7.2 If the student does file a notice of appeal within five days, the director of student conduct shall deliver this request as well as materials related to this case to the Campus Appeal Board.
7.3 The composition of the Campus Appeal Board and its powers are in Chapter IV., Rights and Responsibilities. For Academic Honor Code violations and their appeals, the provost and vice chancellor for academic affairs (or his or her designee) will represent the vice chancellor for student affairs.
7.3.1 All charges for alleged Academic Honor Code violations occurring one week prior to exams and going through exam week and during summer sessions will be heard by the administrative hearing officer. Appeals will be directed solely to the provost and vice chancellor for academic affairs or his or her designee.
8. WHAT TO EXPECT FROM FACULTY
8.1 Faculty members have been instructed that they should outline their expectations pertaining to the Academic Honor Code at the beginning of each course. Students should be aware that some faculty members authorize or prohibit specific forms of student conduct which are unique to their courses or disciplines. All faculty members should refer students to the Academic Honor Code which is published in the UNCP Student Handbook. Further, faculty members have been advised to include the following statement in all course syllabi.

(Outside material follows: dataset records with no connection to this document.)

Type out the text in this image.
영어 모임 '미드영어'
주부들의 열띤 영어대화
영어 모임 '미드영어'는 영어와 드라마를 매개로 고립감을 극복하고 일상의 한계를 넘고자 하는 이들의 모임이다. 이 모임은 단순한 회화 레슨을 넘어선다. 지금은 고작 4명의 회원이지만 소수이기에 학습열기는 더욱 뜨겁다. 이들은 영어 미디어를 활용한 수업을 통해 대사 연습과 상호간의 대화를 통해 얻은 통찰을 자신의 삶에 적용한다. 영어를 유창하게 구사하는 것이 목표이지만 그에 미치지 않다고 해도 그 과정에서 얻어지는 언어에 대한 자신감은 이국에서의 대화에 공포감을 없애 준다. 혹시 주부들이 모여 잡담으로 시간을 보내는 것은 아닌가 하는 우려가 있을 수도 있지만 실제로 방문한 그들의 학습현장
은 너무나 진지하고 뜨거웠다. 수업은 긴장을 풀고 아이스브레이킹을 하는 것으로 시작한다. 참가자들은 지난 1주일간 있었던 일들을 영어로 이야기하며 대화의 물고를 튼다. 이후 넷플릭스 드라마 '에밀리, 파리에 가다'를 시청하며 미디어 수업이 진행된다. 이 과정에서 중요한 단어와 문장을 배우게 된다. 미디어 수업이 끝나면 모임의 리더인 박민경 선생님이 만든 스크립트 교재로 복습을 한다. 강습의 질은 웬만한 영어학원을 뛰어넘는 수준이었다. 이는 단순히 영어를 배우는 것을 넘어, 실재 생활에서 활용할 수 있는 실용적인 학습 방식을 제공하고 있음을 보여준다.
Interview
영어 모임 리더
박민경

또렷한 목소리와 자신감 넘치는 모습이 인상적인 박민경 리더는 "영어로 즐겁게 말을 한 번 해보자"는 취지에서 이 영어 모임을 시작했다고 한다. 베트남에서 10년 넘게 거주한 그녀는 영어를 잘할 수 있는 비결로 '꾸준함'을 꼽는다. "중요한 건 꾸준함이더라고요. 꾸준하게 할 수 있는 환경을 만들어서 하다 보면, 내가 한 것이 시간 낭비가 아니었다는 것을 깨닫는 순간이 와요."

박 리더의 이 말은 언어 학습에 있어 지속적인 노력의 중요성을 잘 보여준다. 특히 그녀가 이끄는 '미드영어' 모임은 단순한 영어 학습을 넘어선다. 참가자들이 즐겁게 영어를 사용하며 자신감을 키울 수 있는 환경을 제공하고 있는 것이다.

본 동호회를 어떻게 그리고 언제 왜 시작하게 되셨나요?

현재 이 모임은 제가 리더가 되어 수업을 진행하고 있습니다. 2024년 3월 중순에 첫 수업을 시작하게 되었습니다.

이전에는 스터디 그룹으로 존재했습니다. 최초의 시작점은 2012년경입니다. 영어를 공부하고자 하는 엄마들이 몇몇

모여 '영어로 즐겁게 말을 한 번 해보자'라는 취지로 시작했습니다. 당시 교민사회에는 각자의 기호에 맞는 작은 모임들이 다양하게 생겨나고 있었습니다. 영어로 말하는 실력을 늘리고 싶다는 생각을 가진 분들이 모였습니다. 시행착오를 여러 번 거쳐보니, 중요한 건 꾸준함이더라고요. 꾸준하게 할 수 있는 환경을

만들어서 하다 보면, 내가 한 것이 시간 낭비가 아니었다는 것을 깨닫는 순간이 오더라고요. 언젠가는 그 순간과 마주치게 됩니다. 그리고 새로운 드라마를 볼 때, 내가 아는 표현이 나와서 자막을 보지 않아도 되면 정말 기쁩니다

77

8.1.1. Student Academic Honor Code. Students have the responsibility to know and observe the UNCP Academic Honor Code. This code forbids cheating, plagiarism, abuse of academic materials, fabrication or falsification of information, and complicity in academic dishonesty. Any special requirements or permission regarding academic honesty in this course will be provided to students in writing at the beginning of the course, and are binding on the students. Academic evaluations in this course include a judgment that the student’s work is free from academic dishonesty of any type; and grades in this course therefore should be and will be adversely affected by academic dishonesty. Students who violate the code can be dismissed from the university. The normal penalty for a first offense is an F in the course. Standards of academic honor will be enforced in this course. Students are expected to report cases of academic dishonesty to the instructor.
8.2 In general, faculty members should, and will, take preventive measures to avoid cases of academic dishonesty (for example, examinations should be carefully proctored). However, a faculty member’s failure to take such measures is no excuse for academic dishonesty. Academic honesty and integrity, in the final analysis, are matters of personal honesty and individual integrity on the part of every student.